I love the Popular Science print archive on Google Books. Exceptional writing about complex and exciting technologies; a magazine that rarely missed a pivotal moment.

Here’s an article from July 1970 heralding the first ever watch made without moving parts*. Its writer, Arthur Fisher, doesn’t fall short in telling readers the significance of what they’re about to read:

“Breakthrough. It’s a much-abused word–a pity at a time like this. Because here is a genuine, 24-karat breakthrough in timekeeping.”

The article then becomes a detailed explanation of precisely how the technology works, complete with a diagram of the circuitry. Fisher wraps it up in about 250 words, ending with the price: $1,500 — an eye-watering $10,000 in today’s money.

It’s fun to draw a line from this technology to something like the Apple Watch. Like Apple, the makers of the “Pulsar” decided it needed to conserve battery power by having it “light up only on demand”.

(* “unless you count the oscillations of its quartz crystal”, that is. Pop Sci’s attention to detail was always second-to-none.)

On influencer-journalists

If all or most journalists were columnists in the influencer-journalist vein, we would not get stories like The Wall Street Journal’s Facebook Files or The Information’s investigation into Apple’s secret deals with the Chinese government. Elizabeth Holmes wouldn’t be a convicted felon.

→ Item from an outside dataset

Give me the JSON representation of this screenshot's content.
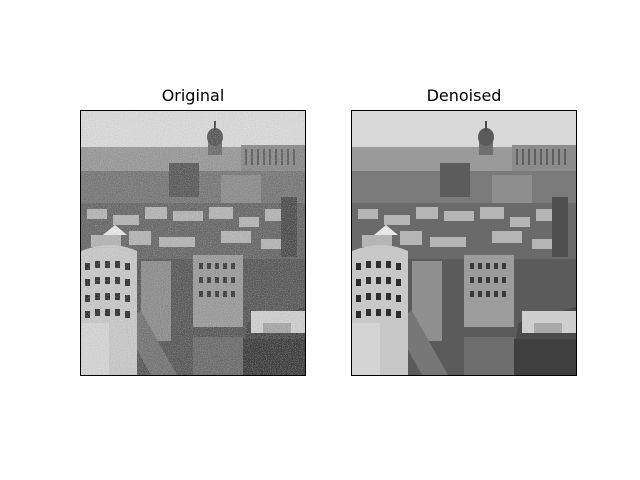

We’d have remained in the dark about Donald Trump’s taxes—not to mention those of the hundreds of billionaires ProPublica exposed last year.

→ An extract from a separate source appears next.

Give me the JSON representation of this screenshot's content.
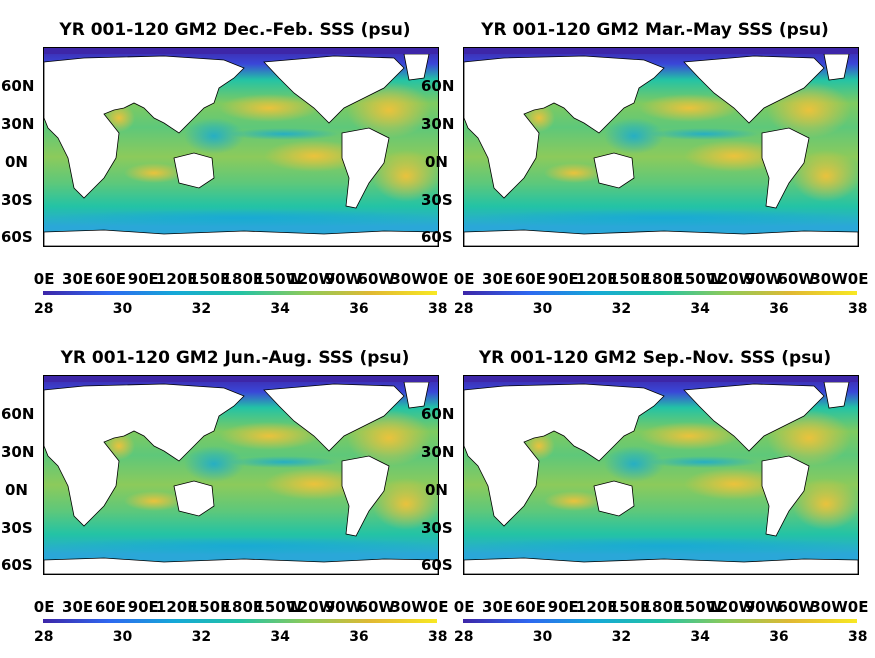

Jessica Lessin, writing in The Information, touching on an important point regarding the inherent weaknesses of influencer (or newsletter) journalism. As she notes, the model is enticing for all involved, readers included, but it can’t replace investigative work done by a large editorial body (and its expensive lawyers).

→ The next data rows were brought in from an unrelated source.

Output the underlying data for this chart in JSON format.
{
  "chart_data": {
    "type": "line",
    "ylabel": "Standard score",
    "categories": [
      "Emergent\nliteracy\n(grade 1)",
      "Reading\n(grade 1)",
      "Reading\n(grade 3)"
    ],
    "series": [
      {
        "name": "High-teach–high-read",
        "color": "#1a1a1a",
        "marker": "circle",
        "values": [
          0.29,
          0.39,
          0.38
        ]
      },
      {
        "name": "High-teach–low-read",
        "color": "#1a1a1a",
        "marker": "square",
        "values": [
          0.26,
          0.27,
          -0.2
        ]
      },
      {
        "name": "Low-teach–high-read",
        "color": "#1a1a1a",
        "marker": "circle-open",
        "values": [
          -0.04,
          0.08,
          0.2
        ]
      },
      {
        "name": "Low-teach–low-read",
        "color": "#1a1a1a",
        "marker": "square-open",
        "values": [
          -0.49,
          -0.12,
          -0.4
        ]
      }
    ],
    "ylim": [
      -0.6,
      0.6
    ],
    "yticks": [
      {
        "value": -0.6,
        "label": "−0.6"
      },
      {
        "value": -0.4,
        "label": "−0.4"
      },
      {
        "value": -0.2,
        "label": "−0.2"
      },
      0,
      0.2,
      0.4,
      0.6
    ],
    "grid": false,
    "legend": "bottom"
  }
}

I’d also argue that the role of traditional broadcast media is underappreciated too. It may feel like a straightforward occurrence every time there is a speech/rally/whatever on television, but getting material out there requires nothing short of an army: the camera operator, the sat truck operator, the technicians, the producers, the reporters, the travel planners, the diary planners, the archivists and so on.

They’re all part of one big expensive puzzle that means you can, with one Google search, find footage of exactly what was said at any given event. In other words — we’re all in this together.